The initiative will be chaired by the undersecretary of state for management, Jack Lew; the director of the State Department’s Office of Policy Planning, Anne-Marie Slaughter; and the yet-to-be-nominated administrator of USAID.
According to reports, the likely nominee, Harvard anthropologist and global health specialist Paul Farmer, is still undergoing a lengthy vetting process that has exasperated Clinton and much of the development community. Clinton herself complained Friday the six-month delay in the formal nomination was “frustrating beyond words”, “a nightmare”, and “ridiculous”.
The Modernising Foreign Assistance Network (MFAN), a group of non-governmental development agencies, also praised the initiative which it said provided “further evidence that (Clinton) is more committed to development than any Secretary of State in history”.
At the same time, the group called for the QDDR process to include “input from a broad range of relevant stakeholders”, both in and outside the government, as well as other bilateral and multilateral donors and aid recipients.
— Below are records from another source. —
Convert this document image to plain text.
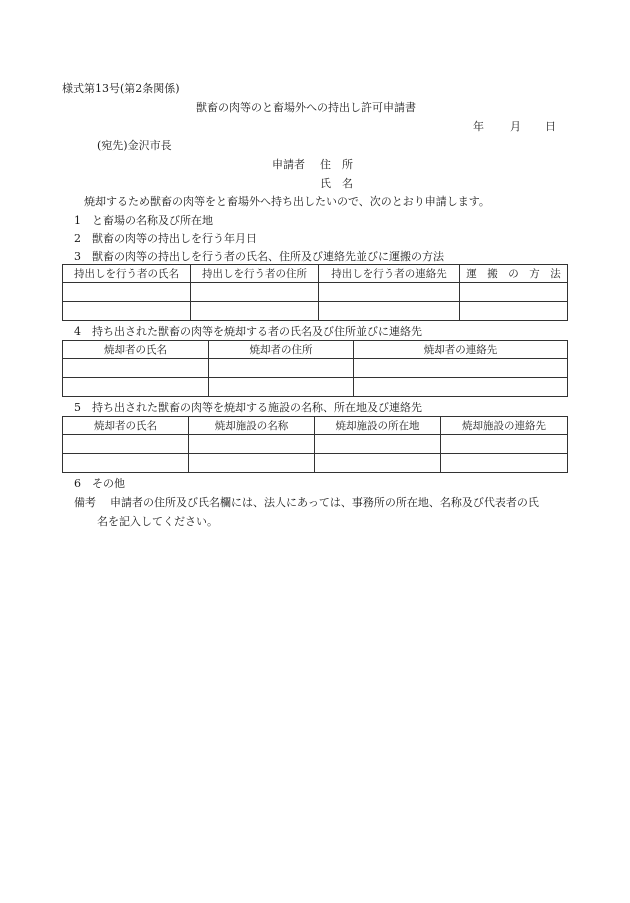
様式第13号(第2条関係)
獣畜の肉等のと畜場外への持出し許可申請書
年 月 日
(宛先)金沢市長
申請者 住　所
氏　名
焼却するため獣畜の肉等をと畜場外へ持ち出したいので、次のとおり申請します。
1　と畜場の名称及び所在地
2　獣畜の肉等の持出しを行う年月日
3　獣畜の肉等の持出しを行う者の氏名、住所及び連絡先並びに運搬の方法
持出しを行う者の氏名	持出しを行う者の住所	持出しを行う者の連絡先	運　搬　の　方　法

4　持ち出された獣畜の肉等を焼却する者の氏名及び住所並びに連絡先
焼却者の氏名	焼却者の住所	焼却者の連絡先

5　持ち出された獣畜の肉等を焼却する施設の名称、所在地及び連絡先
焼却者の氏名	焼却施設の名称	焼却施設の所在地	焼却施設の連絡先

6　その他
備考 申請者の住所及び氏名欄には、法人にあっては、事務所の所在地、名称及び代表者の氏
名を記入してください。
It also urged that the next USAID director be given a seat on the National Security Council “from which to help align the findings of the QDDR with U.S. foreign policy”.
That was echoed by Sheila Herrling of the Centre for Global Development (CGD), an influential think tank here, who cautioned that isolating diplomacy and development from other aspects of U.S. foreign policy, including defence, risked weakening the QDDR’s impact.
“In order to truly make our diplomatic and development efforts more effective, they cannot be treated in isolation from the rest of our U.S. government policies and programs,” she wrote on her CGD blog. “There needs to be much greater coordination and coherence between our diplomatic and development activities and that of defense, trade and investments in multilateral institutions to ensure that what we give with one hand we don’t take away with the other.”
Some analysts expressed concern that tying diplomacy and development so closely in the planning process could actually work to further subordinate USAID and the MCC to Washington’s diplomatic goals, its national security interests, or even the State Department’s bureaucratic culture, as one Republican foreign affairs staffer complained in response to Herrling’s blogpost.
Clinton tried to reassure one questioner about development’s status in the way the Obama administration will try to balance the various interests, insisting that, “Development stands on its own pillar of our foreign policy, as do diplomacy and defence. And at their best, they reinforce each other.”
When asked Friday if the new State-USAID collaboration “blurs the line” between U.S. humanitarian and diplomatic objectives, Slaughter answered, “to the extent that [humanitarian assistance] is a foreign policy objective,” the QDDR “is not going to subordinate it to something else, and it’s certainly not going to interfere with our ability to supply it.”
But others were more sceptical, noting that U.S. foreign aid goes mainly to countries and conflicts that are of strategic interest to Washington, and that was unlikely to change. The list of top aid recipients in the proposed 2010 foreign assistance bill includes Afghanistan, Israel, Egypt, Pakistan, Jordan and Iraq.
“In practice, we’ve placed development dollars and expended most diplomatic efforts in areas where we are concerned about terrorism, insurgency, and challenges to our access to vital resources,” noted John Feffer, a foreign policy analyst at the Institute for Policy Studies here. “It remains unclear to me the degree to which development and diplomacy will remain subordinate to our national security interests, as they have been traditionally defined, as a result of this initiative.”